Probing short-term face memory in developmental prosopagnosia.
Shah P., Gaule A., Gaigg SB., Bird G., Cook R.
It has recently been proposed that the face recognition deficits seen in neurodevelopmental disorders may reflect impaired short-term face memory (STFM). For example, introducing a brief delay between the presentation of target and test faces seems to disproportionately impair matching or recognition performance in individuals with Autism Spectrum Disorders. The present study sought to determine whether deficits of STFM contribute to impaired face recognition seen in Developmental Prosopagnosia. To determine whether developmental prosopagnosics exhibit impaired STFM, the present study used a six-alternative-forced-choice match-to-sample procedure.
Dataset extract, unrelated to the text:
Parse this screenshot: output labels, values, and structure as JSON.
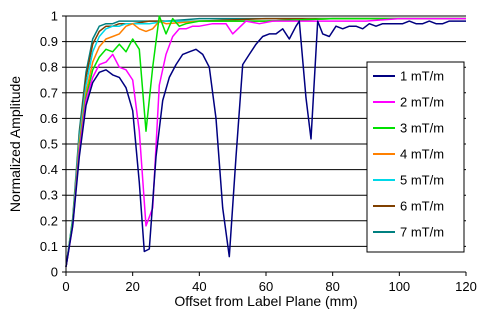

Memory demand was manipulated by employing a short or long delay between the presentation of the target face, and the six test faces. Crucially, the perceptual demands were identical in both conditions, thereby allowing the independent contribution of STFM to be assessed. Prosopagnosics showed clear evidence of a category-specific impairment for face-matching in both conditions; they were both slower and less accurate than matched controls. Crucially, however, the prosopagnosics showed no evidence of disproportionate face recognition impairment in the long-interval condition. While individuals with DP may have problems with the perceptual encoding of faces, it appears that their representations are stable over short durations. These results suggest that the face recognition difficulties seen in DP and autism may be qualitatively different, attributable to deficits of perceptual encoding and perceptual maintenance, respectively.